Tennessee’s largest horse rescue was holding an open house, a chance to visit their rehabilitated horses now available for adoption.  I’ve always loved horses, use to ride them and have even yearned for my own.  When I went for a visit I was overwhelmed with admiration for the volunteers’ selfless devotion to helping such magnificent creatures.  I’d only experienced healthy, loved horses that were well taken care of.  I had no idea that people starved their animals or left them to die on mountains.  So now I’m among those who nurse these horses back to health.  It’s hard to articulate how these animals make me feel and how their recoveries, both physically and emotionally, offer such satisfaction and meaning.  They need us.  For them, it’s a question of life or death.  What’s more important than that?  And the fact that this organization can’t subsist without our unpaid help makes my contribution all that more necessary.  It’s a feeling I never had when I got my paychecks.

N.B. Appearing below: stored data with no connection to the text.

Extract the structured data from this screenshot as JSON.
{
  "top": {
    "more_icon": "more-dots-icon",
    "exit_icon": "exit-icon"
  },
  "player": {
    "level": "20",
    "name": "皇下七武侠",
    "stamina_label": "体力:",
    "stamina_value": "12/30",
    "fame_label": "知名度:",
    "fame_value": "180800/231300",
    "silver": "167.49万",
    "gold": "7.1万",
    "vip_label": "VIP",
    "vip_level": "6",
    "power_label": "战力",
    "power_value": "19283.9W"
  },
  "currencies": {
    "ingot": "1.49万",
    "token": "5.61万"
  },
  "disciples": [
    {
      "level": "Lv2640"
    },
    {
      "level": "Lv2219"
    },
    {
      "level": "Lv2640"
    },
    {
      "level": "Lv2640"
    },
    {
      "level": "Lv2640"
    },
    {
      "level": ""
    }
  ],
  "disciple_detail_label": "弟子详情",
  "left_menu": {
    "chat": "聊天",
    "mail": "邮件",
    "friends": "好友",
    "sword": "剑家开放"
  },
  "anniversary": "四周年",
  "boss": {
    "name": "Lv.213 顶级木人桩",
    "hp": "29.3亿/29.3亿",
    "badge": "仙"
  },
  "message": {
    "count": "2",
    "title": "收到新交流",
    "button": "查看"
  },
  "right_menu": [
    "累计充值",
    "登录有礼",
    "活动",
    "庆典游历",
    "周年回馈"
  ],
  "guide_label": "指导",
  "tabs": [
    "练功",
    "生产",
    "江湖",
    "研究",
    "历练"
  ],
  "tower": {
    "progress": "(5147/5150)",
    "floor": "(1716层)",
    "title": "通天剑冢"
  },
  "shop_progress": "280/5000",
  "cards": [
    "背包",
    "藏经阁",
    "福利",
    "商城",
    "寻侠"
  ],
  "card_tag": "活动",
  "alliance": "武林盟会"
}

Passion for me has always included animals.  I find their vulnerability encourages the same from me.  There are no facades when communicating with animals, only genuine interaction that teases my heart wide open.  Authentic relationships are the only kinds that matter to me.  Anything else is a waste of time and energy in this short life span we’re offered.

It’s that kind of genuine relationship that also attracted me to hospice work.  If there’s ever a time when a human being needs an attentive presence, it’s during one’s countdown to the end of life.  And so I’m also, now, a hospice companion volunteer.  My patients meet me when they’ve chosen to stop medical intervention for their diseases and, instead, to face death with palliative care.  Hospice is a gift to the human species; their nurses and aides are among the most compassionate people I’ve ever met.  I consider them heroes.  My role is as the patient’s friend, an empathetic ear with no familial baggage or preconceived assumptions.  We talk … we cry… we tell stories…  I listen.

With an elderly woman whose passion for reading was pre-empted by deteriorating eyes, I read aloud.  With an intellectually disabled man, my age – we assembled children’s puzzles, I read him picture books and offered encouragement for the days when he’d “be better;” he didn’t understand the extent of his disease.  With a senior gentleman who would not live to mentor his young grandson into manhood, I listened to his sorrow that went unexpressed with his family.  Does that sound like time meaningfully spent?  I find it incredibly humbling and an un-paralleled learning experience.

Volunteering is a mundane phrase for a mammoth job.  It’s influential, inspiring, meaningful and vital.  And the fact that I don’t get paid makes it that much richer.

What offers meaning to your life?  And how have impressions about satisfying that charge changed over the years?  I’d love to hear about it.